EDD investigating fraud linked to pandemic unemployment money

California’s Employment Development Department has acknowledged a portion of billions of dollars in pandemic unemployment assistance has been misappropriated. In some cases, letters are sent to the wrong addresses or people who never even applied for assistance.
Since the beginning of the coronavirus pandemic, the state has distributed $77 billion in unemployment benefits. Data shows 12 million claims have been filed since March, which is more than any other state.

“While (California’s) numbers are higher than the nation’s, not by this amount,” former EDD Director Michael Bernick said. “Some element of fraud strongly appears to be going on.”

More than 400,000 pandemic unemployment assistance claims were filed by Californians in a single week, accounting for more than half of all claims nationally.

“That’s a huge red flag,” said retired Pleasanton police officer Eric Fredgren. “There’s something wrong in California.”

He found it suspicious when unemployment assistance letters showed up in his Danville mailbox addressed to someone else.


“I don’t know how they got my address,” Fredgren said. “I’ve never filed for unemployment in my life.”

He reported it to EDD but more mail came so he contacted the Danville Police Dept. He said the investigation into his case has “hit a brick wall.”

It keeps happening. Unemployment insurance letters, checks and debit cards keep showing up in some California mailboxes. In some cases, it’s dozens a day.

“I don’t know who these people are,” Jason Delrasario of South San Francisco said. “I’m not a fraudster. This is not my mail.”

Delrasario, an unemployed Uber driver, filed for assistance months ago but has yet to see a check in the mail.

“I’m paying interest on some of my debts, so I need the money,” he said. “I can’t wait much longer.”

Last week, 40 lawmakers called for an emergency audit of EDD to figure out what's going on and figure out what fixes need to be put in place.

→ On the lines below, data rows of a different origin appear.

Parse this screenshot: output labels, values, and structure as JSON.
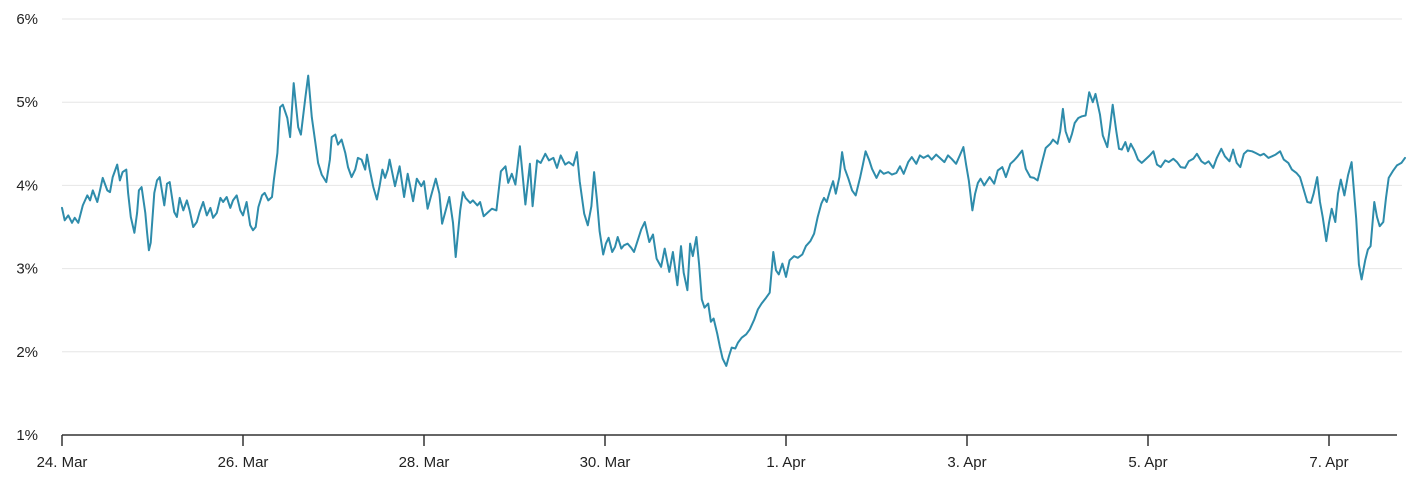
{
  "chart_data": {
    "type": "line",
    "title": "",
    "legend": "none",
    "grid": "horizontal",
    "unit": "%",
    "y_axis": {
      "min": 1,
      "max": 6,
      "labels": [
        "6%",
        "5%",
        "4%",
        "3%",
        "2%",
        "1%"
      ],
      "label_values": [
        6,
        5,
        4,
        3,
        2,
        1
      ],
      "gridline_values": [
        6,
        5,
        4,
        3,
        2
      ]
    },
    "x_axis": {
      "tick_labels": [
        "24. Mar",
        "26. Mar",
        "28. Mar",
        "30. Mar",
        "1. Apr",
        "3. Apr",
        "5. Apr",
        "7. Apr"
      ],
      "tick_day_offsets": [
        0,
        2,
        4,
        6,
        8,
        10,
        12,
        14
      ],
      "range_days": [
        0,
        14.85
      ]
    },
    "points_day_pct": [
      [
        0,
        3.73
      ],
      [
        0.03,
        3.58
      ],
      [
        0.07,
        3.64
      ],
      [
        0.11,
        3.55
      ],
      [
        0.14,
        3.61
      ],
      [
        0.18,
        3.55
      ],
      [
        0.23,
        3.76
      ],
      [
        0.28,
        3.88
      ],
      [
        0.31,
        3.82
      ],
      [
        0.34,
        3.94
      ],
      [
        0.39,
        3.8
      ],
      [
        0.42,
        3.94
      ],
      [
        0.45,
        4.09
      ],
      [
        0.5,
        3.94
      ],
      [
        0.53,
        3.92
      ],
      [
        0.56,
        4.1
      ],
      [
        0.61,
        4.25
      ],
      [
        0.64,
        4.06
      ],
      [
        0.67,
        4.16
      ],
      [
        0.71,
        4.19
      ],
      [
        0.73,
        3.91
      ],
      [
        0.76,
        3.62
      ],
      [
        0.8,
        3.43
      ],
      [
        0.83,
        3.67
      ],
      [
        0.85,
        3.94
      ],
      [
        0.88,
        3.98
      ],
      [
        0.92,
        3.67
      ],
      [
        0.94,
        3.43
      ],
      [
        0.96,
        3.22
      ],
      [
        0.98,
        3.31
      ],
      [
        1.02,
        3.91
      ],
      [
        1.05,
        4.06
      ],
      [
        1.08,
        4.1
      ],
      [
        1.13,
        3.76
      ],
      [
        1.16,
        4.02
      ],
      [
        1.19,
        4.04
      ],
      [
        1.24,
        3.68
      ],
      [
        1.27,
        3.62
      ],
      [
        1.3,
        3.85
      ],
      [
        1.34,
        3.7
      ],
      [
        1.38,
        3.82
      ],
      [
        1.41,
        3.7
      ],
      [
        1.45,
        3.5
      ],
      [
        1.49,
        3.56
      ],
      [
        1.52,
        3.68
      ],
      [
        1.56,
        3.8
      ],
      [
        1.6,
        3.64
      ],
      [
        1.64,
        3.73
      ],
      [
        1.67,
        3.61
      ],
      [
        1.71,
        3.67
      ],
      [
        1.75,
        3.85
      ],
      [
        1.78,
        3.8
      ],
      [
        1.82,
        3.86
      ],
      [
        1.86,
        3.73
      ],
      [
        1.89,
        3.82
      ],
      [
        1.93,
        3.88
      ],
      [
        1.97,
        3.7
      ],
      [
        2,
        3.64
      ],
      [
        2.04,
        3.8
      ],
      [
        2.08,
        3.52
      ],
      [
        2.11,
        3.46
      ],
      [
        2.14,
        3.5
      ],
      [
        2.17,
        3.74
      ],
      [
        2.21,
        3.88
      ],
      [
        2.24,
        3.91
      ],
      [
        2.28,
        3.82
      ],
      [
        2.32,
        3.86
      ],
      [
        2.34,
        4.06
      ],
      [
        2.38,
        4.39
      ],
      [
        2.41,
        4.94
      ],
      [
        2.44,
        4.97
      ],
      [
        2.49,
        4.81
      ],
      [
        2.52,
        4.58
      ],
      [
        2.56,
        5.23
      ],
      [
        2.61,
        4.7
      ],
      [
        2.64,
        4.61
      ],
      [
        2.69,
        5.06
      ],
      [
        2.72,
        5.32
      ],
      [
        2.76,
        4.82
      ],
      [
        2.8,
        4.51
      ],
      [
        2.83,
        4.27
      ],
      [
        2.87,
        4.13
      ],
      [
        2.92,
        4.04
      ],
      [
        2.96,
        4.31
      ],
      [
        2.98,
        4.58
      ],
      [
        3.02,
        4.61
      ],
      [
        3.05,
        4.49
      ],
      [
        3.09,
        4.55
      ],
      [
        3.13,
        4.39
      ],
      [
        3.16,
        4.22
      ],
      [
        3.2,
        4.1
      ],
      [
        3.24,
        4.19
      ],
      [
        3.27,
        4.33
      ],
      [
        3.31,
        4.31
      ],
      [
        3.35,
        4.19
      ],
      [
        3.37,
        4.37
      ],
      [
        3.4,
        4.19
      ],
      [
        3.44,
        3.98
      ],
      [
        3.48,
        3.83
      ],
      [
        3.51,
        4
      ],
      [
        3.54,
        4.19
      ],
      [
        3.57,
        4.09
      ],
      [
        3.6,
        4.19
      ],
      [
        3.62,
        4.31
      ],
      [
        3.68,
        3.99
      ],
      [
        3.73,
        4.23
      ],
      [
        3.78,
        3.86
      ],
      [
        3.82,
        4.14
      ],
      [
        3.88,
        3.81
      ],
      [
        3.92,
        4.08
      ],
      [
        3.97,
        3.99
      ],
      [
        4,
        4.05
      ],
      [
        4.04,
        3.72
      ],
      [
        4.08,
        3.88
      ],
      [
        4.13,
        4.08
      ],
      [
        4.17,
        3.9
      ],
      [
        4.2,
        3.54
      ],
      [
        4.24,
        3.7
      ],
      [
        4.28,
        3.86
      ],
      [
        4.32,
        3.55
      ],
      [
        4.35,
        3.14
      ],
      [
        4.4,
        3.7
      ],
      [
        4.43,
        3.92
      ],
      [
        4.46,
        3.85
      ],
      [
        4.51,
        3.79
      ],
      [
        4.54,
        3.82
      ],
      [
        4.59,
        3.76
      ],
      [
        4.62,
        3.8
      ],
      [
        4.66,
        3.63
      ],
      [
        4.71,
        3.68
      ],
      [
        4.75,
        3.72
      ],
      [
        4.8,
        3.7
      ],
      [
        4.85,
        4.17
      ],
      [
        4.9,
        4.23
      ],
      [
        4.93,
        4.03
      ],
      [
        4.97,
        4.14
      ],
      [
        5.01,
        4.01
      ],
      [
        5.06,
        4.47
      ],
      [
        5.12,
        3.77
      ],
      [
        5.17,
        4.26
      ],
      [
        5.2,
        3.75
      ],
      [
        5.25,
        4.3
      ],
      [
        5.29,
        4.27
      ],
      [
        5.34,
        4.38
      ],
      [
        5.38,
        4.3
      ],
      [
        5.43,
        4.33
      ],
      [
        5.47,
        4.21
      ],
      [
        5.51,
        4.36
      ],
      [
        5.56,
        4.25
      ],
      [
        5.6,
        4.28
      ],
      [
        5.65,
        4.24
      ],
      [
        5.69,
        4.4
      ],
      [
        5.72,
        4.05
      ],
      [
        5.77,
        3.66
      ],
      [
        5.81,
        3.52
      ],
      [
        5.85,
        3.75
      ],
      [
        5.88,
        4.16
      ],
      [
        5.91,
        3.83
      ],
      [
        5.94,
        3.45
      ],
      [
        5.98,
        3.17
      ],
      [
        6.01,
        3.3
      ],
      [
        6.04,
        3.37
      ],
      [
        6.08,
        3.2
      ],
      [
        6.11,
        3.26
      ],
      [
        6.14,
        3.38
      ],
      [
        6.18,
        3.24
      ],
      [
        6.21,
        3.28
      ],
      [
        6.25,
        3.3
      ],
      [
        6.29,
        3.25
      ],
      [
        6.32,
        3.2
      ],
      [
        6.35,
        3.3
      ],
      [
        6.4,
        3.47
      ],
      [
        6.44,
        3.56
      ],
      [
        6.49,
        3.32
      ],
      [
        6.53,
        3.41
      ],
      [
        6.57,
        3.12
      ],
      [
        6.62,
        3.02
      ],
      [
        6.66,
        3.24
      ],
      [
        6.71,
        2.96
      ],
      [
        6.75,
        3.2
      ],
      [
        6.8,
        2.8
      ],
      [
        6.84,
        3.27
      ],
      [
        6.87,
        2.95
      ],
      [
        6.91,
        2.74
      ],
      [
        6.94,
        3.3
      ],
      [
        6.97,
        3.15
      ],
      [
        7.01,
        3.38
      ],
      [
        7.04,
        3.05
      ],
      [
        7.07,
        2.63
      ],
      [
        7.1,
        2.53
      ],
      [
        7.14,
        2.58
      ],
      [
        7.17,
        2.36
      ],
      [
        7.2,
        2.4
      ],
      [
        7.24,
        2.22
      ],
      [
        7.27,
        2.06
      ],
      [
        7.3,
        1.92
      ],
      [
        7.34,
        1.83
      ],
      [
        7.37,
        1.95
      ],
      [
        7.4,
        2.05
      ],
      [
        7.44,
        2.04
      ],
      [
        7.47,
        2.11
      ],
      [
        7.51,
        2.17
      ],
      [
        7.56,
        2.21
      ],
      [
        7.6,
        2.27
      ],
      [
        7.65,
        2.39
      ],
      [
        7.69,
        2.51
      ],
      [
        7.73,
        2.58
      ],
      [
        7.78,
        2.65
      ],
      [
        7.82,
        2.71
      ],
      [
        7.86,
        3.2
      ],
      [
        7.89,
        2.98
      ],
      [
        7.92,
        2.93
      ],
      [
        7.96,
        3.06
      ],
      [
        8,
        2.9
      ],
      [
        8.04,
        3.1
      ],
      [
        8.09,
        3.15
      ],
      [
        8.13,
        3.13
      ],
      [
        8.18,
        3.17
      ],
      [
        8.22,
        3.27
      ],
      [
        8.27,
        3.33
      ],
      [
        8.31,
        3.42
      ],
      [
        8.35,
        3.62
      ],
      [
        8.39,
        3.78
      ],
      [
        8.42,
        3.85
      ],
      [
        8.45,
        3.8
      ],
      [
        8.49,
        3.95
      ],
      [
        8.52,
        4.05
      ],
      [
        8.55,
        3.9
      ],
      [
        8.59,
        4.1
      ],
      [
        8.62,
        4.4
      ],
      [
        8.65,
        4.2
      ],
      [
        8.69,
        4.08
      ],
      [
        8.73,
        3.94
      ],
      [
        8.77,
        3.88
      ],
      [
        8.82,
        4.1
      ],
      [
        8.85,
        4.25
      ],
      [
        8.88,
        4.41
      ],
      [
        8.92,
        4.3
      ],
      [
        8.95,
        4.2
      ],
      [
        9,
        4.09
      ],
      [
        9.04,
        4.18
      ],
      [
        9.08,
        4.14
      ],
      [
        9.13,
        4.16
      ],
      [
        9.17,
        4.13
      ],
      [
        9.22,
        4.15
      ],
      [
        9.26,
        4.23
      ],
      [
        9.3,
        4.14
      ],
      [
        9.35,
        4.28
      ],
      [
        9.39,
        4.34
      ],
      [
        9.44,
        4.26
      ],
      [
        9.48,
        4.36
      ],
      [
        9.52,
        4.33
      ],
      [
        9.57,
        4.36
      ],
      [
        9.61,
        4.31
      ],
      [
        9.66,
        4.37
      ],
      [
        9.7,
        4.33
      ],
      [
        9.75,
        4.28
      ],
      [
        9.79,
        4.36
      ],
      [
        9.83,
        4.32
      ],
      [
        9.88,
        4.26
      ],
      [
        9.92,
        4.36
      ],
      [
        9.96,
        4.46
      ],
      [
        9.99,
        4.25
      ],
      [
        10.02,
        4.06
      ],
      [
        10.06,
        3.7
      ],
      [
        10.09,
        3.9
      ],
      [
        10.12,
        4.03
      ],
      [
        10.15,
        4.08
      ],
      [
        10.19,
        4
      ],
      [
        10.22,
        4.05
      ],
      [
        10.25,
        4.1
      ],
      [
        10.3,
        4.02
      ],
      [
        10.34,
        4.18
      ],
      [
        10.39,
        4.22
      ],
      [
        10.43,
        4.1
      ],
      [
        10.48,
        4.26
      ],
      [
        10.52,
        4.3
      ],
      [
        10.56,
        4.35
      ],
      [
        10.61,
        4.42
      ],
      [
        10.65,
        4.2
      ],
      [
        10.7,
        4.1
      ],
      [
        10.74,
        4.09
      ],
      [
        10.78,
        4.06
      ],
      [
        10.83,
        4.28
      ],
      [
        10.87,
        4.45
      ],
      [
        10.92,
        4.5
      ],
      [
        10.95,
        4.55
      ],
      [
        11,
        4.5
      ],
      [
        11.03,
        4.65
      ],
      [
        11.06,
        4.92
      ],
      [
        11.09,
        4.65
      ],
      [
        11.13,
        4.52
      ],
      [
        11.16,
        4.62
      ],
      [
        11.19,
        4.75
      ],
      [
        11.23,
        4.81
      ],
      [
        11.27,
        4.83
      ],
      [
        11.31,
        4.84
      ],
      [
        11.35,
        5.12
      ],
      [
        11.39,
        5
      ],
      [
        11.42,
        5.1
      ],
      [
        11.47,
        4.85
      ],
      [
        11.5,
        4.6
      ],
      [
        11.55,
        4.46
      ],
      [
        11.58,
        4.7
      ],
      [
        11.61,
        4.97
      ],
      [
        11.65,
        4.65
      ],
      [
        11.68,
        4.44
      ],
      [
        11.71,
        4.43
      ],
      [
        11.75,
        4.52
      ],
      [
        11.78,
        4.41
      ],
      [
        11.81,
        4.5
      ],
      [
        11.85,
        4.42
      ],
      [
        11.89,
        4.31
      ],
      [
        11.93,
        4.27
      ],
      [
        11.98,
        4.32
      ],
      [
        12.02,
        4.36
      ],
      [
        12.06,
        4.41
      ],
      [
        12.1,
        4.25
      ],
      [
        12.14,
        4.22
      ],
      [
        12.19,
        4.3
      ],
      [
        12.23,
        4.28
      ],
      [
        12.28,
        4.32
      ],
      [
        12.32,
        4.28
      ],
      [
        12.36,
        4.22
      ],
      [
        12.41,
        4.21
      ],
      [
        12.45,
        4.29
      ],
      [
        12.5,
        4.32
      ],
      [
        12.54,
        4.38
      ],
      [
        12.59,
        4.29
      ],
      [
        12.63,
        4.26
      ],
      [
        12.67,
        4.29
      ],
      [
        12.72,
        4.21
      ],
      [
        12.76,
        4.33
      ],
      [
        12.81,
        4.44
      ],
      [
        12.85,
        4.35
      ],
      [
        12.9,
        4.29
      ],
      [
        12.94,
        4.43
      ],
      [
        12.98,
        4.27
      ],
      [
        13.02,
        4.22
      ],
      [
        13.06,
        4.38
      ],
      [
        13.1,
        4.42
      ],
      [
        13.15,
        4.41
      ],
      [
        13.19,
        4.39
      ],
      [
        13.24,
        4.36
      ],
      [
        13.28,
        4.38
      ],
      [
        13.33,
        4.33
      ],
      [
        13.37,
        4.35
      ],
      [
        13.41,
        4.37
      ],
      [
        13.46,
        4.41
      ],
      [
        13.5,
        4.31
      ],
      [
        13.55,
        4.27
      ],
      [
        13.59,
        4.19
      ],
      [
        13.64,
        4.15
      ],
      [
        13.68,
        4.1
      ],
      [
        13.72,
        3.95
      ],
      [
        13.76,
        3.8
      ],
      [
        13.8,
        3.79
      ],
      [
        13.83,
        3.9
      ],
      [
        13.87,
        4.1
      ],
      [
        13.9,
        3.8
      ],
      [
        13.93,
        3.62
      ],
      [
        13.97,
        3.33
      ],
      [
        14,
        3.55
      ],
      [
        14.03,
        3.72
      ],
      [
        14.07,
        3.56
      ],
      [
        14.1,
        3.9
      ],
      [
        14.13,
        4.07
      ],
      [
        14.17,
        3.88
      ],
      [
        14.21,
        4.12
      ],
      [
        14.25,
        4.28
      ],
      [
        14.3,
        3.6
      ],
      [
        14.33,
        3.05
      ],
      [
        14.36,
        2.87
      ],
      [
        14.4,
        3.1
      ],
      [
        14.43,
        3.23
      ],
      [
        14.46,
        3.27
      ],
      [
        14.5,
        3.8
      ],
      [
        14.53,
        3.62
      ],
      [
        14.56,
        3.51
      ],
      [
        14.6,
        3.56
      ],
      [
        14.63,
        3.85
      ],
      [
        14.66,
        4.09
      ],
      [
        14.71,
        4.18
      ],
      [
        14.75,
        4.24
      ],
      [
        14.8,
        4.27
      ],
      [
        14.84,
        4.33
      ]
    ]
  },
  "style": {
    "line_color": "#2e8cab",
    "grid_color": "#e6e6e6",
    "axis_color": "#333333",
    "label_color": "#222222",
    "background": "#ffffff"
  }
}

Additionally, Gov. Gavin Newsom launched an investigation and assembled a team to look specifically at payment of claims. He said Wednesday the problems aren’t unique to California and all states are dealing with systems not designed for the level of activity brought on by COVID-19.

“This is unacceptable,” Newsom said. “But so is the condition of the system when we inherited it.”

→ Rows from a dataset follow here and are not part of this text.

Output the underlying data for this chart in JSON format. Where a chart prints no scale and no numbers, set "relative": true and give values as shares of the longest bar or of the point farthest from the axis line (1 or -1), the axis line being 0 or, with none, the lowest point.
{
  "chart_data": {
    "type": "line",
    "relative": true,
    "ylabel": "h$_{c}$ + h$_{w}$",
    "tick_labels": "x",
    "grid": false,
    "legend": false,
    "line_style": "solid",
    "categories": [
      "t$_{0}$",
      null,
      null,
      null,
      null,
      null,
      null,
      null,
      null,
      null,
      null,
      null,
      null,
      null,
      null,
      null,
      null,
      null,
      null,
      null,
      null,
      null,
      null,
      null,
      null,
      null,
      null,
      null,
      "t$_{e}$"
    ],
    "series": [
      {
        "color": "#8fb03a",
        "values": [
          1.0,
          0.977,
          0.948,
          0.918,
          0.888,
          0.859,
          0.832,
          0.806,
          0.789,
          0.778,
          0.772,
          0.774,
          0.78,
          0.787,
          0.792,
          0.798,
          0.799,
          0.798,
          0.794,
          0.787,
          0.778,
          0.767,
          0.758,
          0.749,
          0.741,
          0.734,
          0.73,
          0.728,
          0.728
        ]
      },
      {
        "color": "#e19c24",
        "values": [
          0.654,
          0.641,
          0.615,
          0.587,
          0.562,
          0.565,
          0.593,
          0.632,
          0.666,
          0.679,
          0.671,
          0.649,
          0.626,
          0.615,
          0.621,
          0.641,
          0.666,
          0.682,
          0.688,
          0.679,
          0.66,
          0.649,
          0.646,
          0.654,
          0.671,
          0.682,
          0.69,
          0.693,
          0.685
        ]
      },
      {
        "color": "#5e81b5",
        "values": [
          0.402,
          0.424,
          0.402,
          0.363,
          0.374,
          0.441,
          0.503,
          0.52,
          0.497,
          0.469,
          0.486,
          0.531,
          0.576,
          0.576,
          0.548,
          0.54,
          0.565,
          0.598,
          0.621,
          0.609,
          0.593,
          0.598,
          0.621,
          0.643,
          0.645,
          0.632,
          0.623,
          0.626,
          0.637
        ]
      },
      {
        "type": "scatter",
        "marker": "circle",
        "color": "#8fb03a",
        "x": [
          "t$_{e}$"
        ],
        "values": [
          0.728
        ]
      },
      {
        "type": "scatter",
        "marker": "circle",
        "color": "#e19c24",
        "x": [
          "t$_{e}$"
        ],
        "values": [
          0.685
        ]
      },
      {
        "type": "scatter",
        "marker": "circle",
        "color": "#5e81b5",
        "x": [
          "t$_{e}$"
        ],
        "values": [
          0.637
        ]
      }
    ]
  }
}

The EDD said it knows fraudsters are exploiting the system and it is working as quickly as possible to help those affected by the pandemic.

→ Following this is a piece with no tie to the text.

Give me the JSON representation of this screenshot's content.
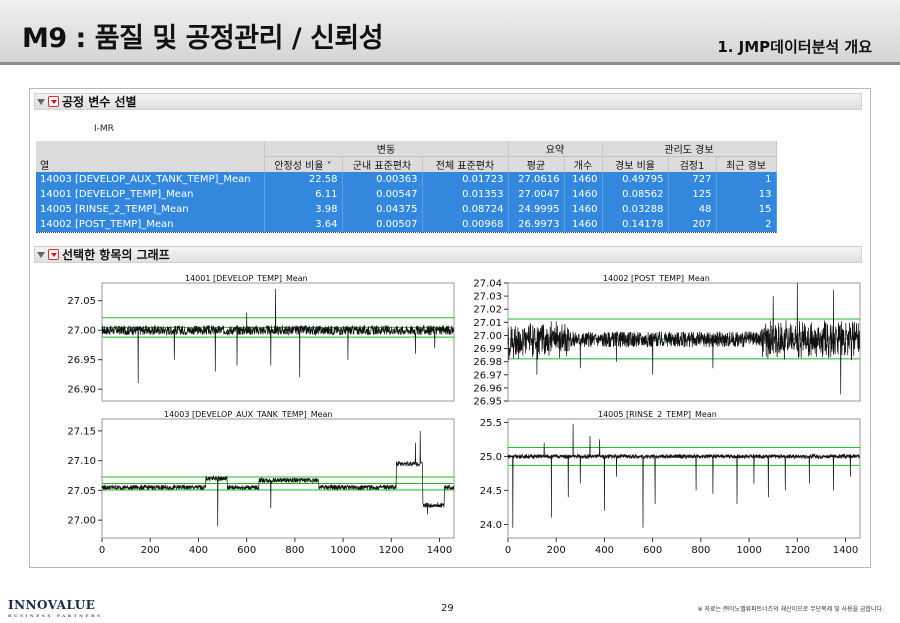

“Our investigators are working with local, state and federal partners in exposing fraudulent schemed at the core of these multiple claims, developing methods to stop and prevent such claims from being paid and prosecuting the unscrupulous offenders to the fullest extent of the law,” according to a statement.

The EDD is encouraging people who receive other people’s mail or suspect fraud to report it.

KTVU took the names on mail sent to the wrong addresses and tried to track some of the people down finding most never even applied for EDD asistance. Many of them are now concerned fraudsters may have more of their personal information.

“As a taxpayer, I’m pissed off,” Fredgren said. “This is taxpayer money just being wasted.”